Schwarze Panther zu Gast in Neuburg
155° Gruppo E.T.S. / 50° Stormo
Es hat schon eine gewisse Tradition, dass die 155° Gruppo E.T.S. der Italienischen Luftwaffe, alljährlich im Frühjahr einige ihrer Maschinen zum Training nach Deutschland verlegt. Die 155° Gruppo E.T.S., als Teil der 50° Stormo, ist mit dem Tornado in den Varianten ECR/IDS ausgerüstet und hat seine Heimatbasis in Piacenza, nahe Parma in der Lombardai. In der Regel sind die italienischen Flieger beim, mit dem gleichen Muster ausgerüsteten, JaboG 32 in Lechfeld zu Gast. Da am Lechfelder Flugplatz jedoch nur an zwei Tagen in der Woche geflogen wird, schlug die 155° Gruppo ihr Quartier für zwei Wochen in Neuburg auf. Am 03.03.2008 trafen 6 Tornados in Zell ein, die bis zum 14.03.08 über Süddeutschland trainierten.

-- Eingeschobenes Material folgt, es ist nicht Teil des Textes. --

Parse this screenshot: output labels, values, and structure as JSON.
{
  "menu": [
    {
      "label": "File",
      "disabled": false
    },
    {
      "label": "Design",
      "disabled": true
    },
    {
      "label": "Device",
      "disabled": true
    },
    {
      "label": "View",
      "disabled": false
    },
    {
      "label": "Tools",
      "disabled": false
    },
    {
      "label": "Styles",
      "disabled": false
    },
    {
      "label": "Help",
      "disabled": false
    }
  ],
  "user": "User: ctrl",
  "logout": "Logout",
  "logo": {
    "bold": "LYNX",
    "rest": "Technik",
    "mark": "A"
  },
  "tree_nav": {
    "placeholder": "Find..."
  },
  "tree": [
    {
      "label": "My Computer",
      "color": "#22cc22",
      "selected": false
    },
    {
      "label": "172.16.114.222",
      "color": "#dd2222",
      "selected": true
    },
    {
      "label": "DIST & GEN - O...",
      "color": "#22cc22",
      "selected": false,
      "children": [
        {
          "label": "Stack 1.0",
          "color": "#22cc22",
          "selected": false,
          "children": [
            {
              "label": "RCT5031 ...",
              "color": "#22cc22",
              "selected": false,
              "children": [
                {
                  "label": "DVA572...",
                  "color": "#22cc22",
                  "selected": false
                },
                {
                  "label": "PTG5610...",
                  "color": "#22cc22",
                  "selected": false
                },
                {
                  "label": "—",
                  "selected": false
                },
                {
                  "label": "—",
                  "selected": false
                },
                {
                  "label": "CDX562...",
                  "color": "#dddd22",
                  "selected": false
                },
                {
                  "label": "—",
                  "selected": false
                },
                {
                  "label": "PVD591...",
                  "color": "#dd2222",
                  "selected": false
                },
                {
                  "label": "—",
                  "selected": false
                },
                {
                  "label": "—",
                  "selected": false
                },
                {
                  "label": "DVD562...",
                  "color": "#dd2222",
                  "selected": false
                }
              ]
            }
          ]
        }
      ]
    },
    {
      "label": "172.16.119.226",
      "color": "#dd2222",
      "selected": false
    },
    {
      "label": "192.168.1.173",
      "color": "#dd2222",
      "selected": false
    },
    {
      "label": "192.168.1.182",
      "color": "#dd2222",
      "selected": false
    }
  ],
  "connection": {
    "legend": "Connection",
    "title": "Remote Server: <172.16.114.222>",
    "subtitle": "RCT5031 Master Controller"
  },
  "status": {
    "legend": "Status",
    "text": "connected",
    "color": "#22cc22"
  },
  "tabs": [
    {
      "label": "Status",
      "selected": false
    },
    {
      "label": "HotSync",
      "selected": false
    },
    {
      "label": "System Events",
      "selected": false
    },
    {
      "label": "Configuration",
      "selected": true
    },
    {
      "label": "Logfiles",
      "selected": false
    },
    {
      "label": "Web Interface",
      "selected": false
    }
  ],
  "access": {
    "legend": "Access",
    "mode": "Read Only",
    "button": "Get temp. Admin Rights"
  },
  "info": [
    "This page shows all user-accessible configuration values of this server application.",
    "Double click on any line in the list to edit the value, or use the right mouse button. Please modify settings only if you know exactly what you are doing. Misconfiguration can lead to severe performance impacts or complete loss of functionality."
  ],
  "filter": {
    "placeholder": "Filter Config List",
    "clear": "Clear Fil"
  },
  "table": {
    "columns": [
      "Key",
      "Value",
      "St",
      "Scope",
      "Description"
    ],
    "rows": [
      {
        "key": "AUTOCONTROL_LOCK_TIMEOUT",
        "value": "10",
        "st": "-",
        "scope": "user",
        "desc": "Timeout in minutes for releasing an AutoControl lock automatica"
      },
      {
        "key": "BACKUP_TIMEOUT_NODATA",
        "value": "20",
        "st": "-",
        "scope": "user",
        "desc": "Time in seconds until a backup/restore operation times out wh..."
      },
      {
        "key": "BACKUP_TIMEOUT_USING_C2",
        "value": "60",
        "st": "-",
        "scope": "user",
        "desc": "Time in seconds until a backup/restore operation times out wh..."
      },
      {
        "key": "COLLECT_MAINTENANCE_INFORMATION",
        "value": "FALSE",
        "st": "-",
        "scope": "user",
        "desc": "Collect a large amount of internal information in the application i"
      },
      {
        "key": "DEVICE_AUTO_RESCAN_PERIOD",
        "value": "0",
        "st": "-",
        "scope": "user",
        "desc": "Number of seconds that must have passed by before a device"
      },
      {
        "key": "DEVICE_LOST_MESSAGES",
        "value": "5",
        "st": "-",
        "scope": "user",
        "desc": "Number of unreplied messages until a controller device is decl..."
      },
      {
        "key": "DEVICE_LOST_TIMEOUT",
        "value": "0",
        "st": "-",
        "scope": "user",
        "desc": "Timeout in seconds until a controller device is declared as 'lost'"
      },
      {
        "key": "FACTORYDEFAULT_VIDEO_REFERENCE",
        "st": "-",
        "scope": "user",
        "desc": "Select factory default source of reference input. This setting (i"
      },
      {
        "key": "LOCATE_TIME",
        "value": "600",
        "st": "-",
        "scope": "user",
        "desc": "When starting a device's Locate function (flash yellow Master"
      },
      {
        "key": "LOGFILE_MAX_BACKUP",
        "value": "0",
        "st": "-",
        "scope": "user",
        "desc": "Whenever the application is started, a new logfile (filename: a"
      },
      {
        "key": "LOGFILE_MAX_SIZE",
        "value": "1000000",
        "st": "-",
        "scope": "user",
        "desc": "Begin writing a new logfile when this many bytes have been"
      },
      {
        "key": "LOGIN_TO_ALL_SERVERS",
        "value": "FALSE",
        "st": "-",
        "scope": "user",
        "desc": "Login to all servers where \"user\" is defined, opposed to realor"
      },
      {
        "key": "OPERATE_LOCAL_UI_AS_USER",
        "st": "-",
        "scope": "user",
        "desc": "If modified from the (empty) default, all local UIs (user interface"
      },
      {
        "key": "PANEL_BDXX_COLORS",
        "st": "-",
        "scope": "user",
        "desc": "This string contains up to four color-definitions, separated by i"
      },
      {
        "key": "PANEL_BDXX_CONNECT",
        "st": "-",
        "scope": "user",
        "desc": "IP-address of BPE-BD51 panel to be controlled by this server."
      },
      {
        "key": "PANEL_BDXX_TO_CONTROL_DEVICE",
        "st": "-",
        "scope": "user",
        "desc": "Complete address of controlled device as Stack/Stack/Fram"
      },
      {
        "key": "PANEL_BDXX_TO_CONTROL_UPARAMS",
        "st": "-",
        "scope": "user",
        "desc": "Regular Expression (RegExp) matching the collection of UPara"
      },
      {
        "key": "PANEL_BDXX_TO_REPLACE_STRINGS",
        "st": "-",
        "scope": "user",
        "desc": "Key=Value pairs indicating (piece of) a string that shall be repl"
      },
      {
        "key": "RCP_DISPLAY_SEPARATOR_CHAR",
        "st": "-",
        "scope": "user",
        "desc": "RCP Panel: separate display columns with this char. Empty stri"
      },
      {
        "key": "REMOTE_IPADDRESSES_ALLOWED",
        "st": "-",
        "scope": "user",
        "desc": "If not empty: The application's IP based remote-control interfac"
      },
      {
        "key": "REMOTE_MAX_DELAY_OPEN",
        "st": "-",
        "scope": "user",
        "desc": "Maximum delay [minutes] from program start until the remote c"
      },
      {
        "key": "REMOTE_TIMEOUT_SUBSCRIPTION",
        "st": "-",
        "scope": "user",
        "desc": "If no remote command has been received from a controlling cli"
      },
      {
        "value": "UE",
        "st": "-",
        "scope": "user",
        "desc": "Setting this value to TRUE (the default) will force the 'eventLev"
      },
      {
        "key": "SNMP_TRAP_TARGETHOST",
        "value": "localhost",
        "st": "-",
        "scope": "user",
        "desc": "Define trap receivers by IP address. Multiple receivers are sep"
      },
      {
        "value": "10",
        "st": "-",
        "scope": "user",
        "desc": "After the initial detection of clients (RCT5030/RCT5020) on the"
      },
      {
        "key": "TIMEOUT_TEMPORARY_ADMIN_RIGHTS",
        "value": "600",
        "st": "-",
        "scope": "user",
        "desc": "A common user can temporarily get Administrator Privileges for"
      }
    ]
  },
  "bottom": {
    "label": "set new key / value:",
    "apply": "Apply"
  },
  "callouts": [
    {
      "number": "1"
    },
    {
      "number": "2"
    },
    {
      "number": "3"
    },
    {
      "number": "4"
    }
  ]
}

Die 155° Gruppo E.T.S. trägt stolz den "Pantere Nere" (deutsch: schwarzer Panther) in ihrem Staffelabzeichen. Als wir am 06.03.2008 die Base in Neuburg besuchten, starteten die Panther mit gleich fünf Maschinen. Leider musste der mitgebrachte sonderbemalte Pantherjet aufgrund eines Triebwerkdefektes am Boden bleiben. Nach dieser ersten Startphase gegen 15.00 Uhr wurde es am Flugplatz kurz ein wenig ruhiger, bevor sich dann die heimischen Fighter in die Lüfte begaben. Nach rund einer Stunde kehrten die Tornados schon wieder nach Zell zurück und setzten nach einem Break über dem Platz, perfekt auf der 27 auf.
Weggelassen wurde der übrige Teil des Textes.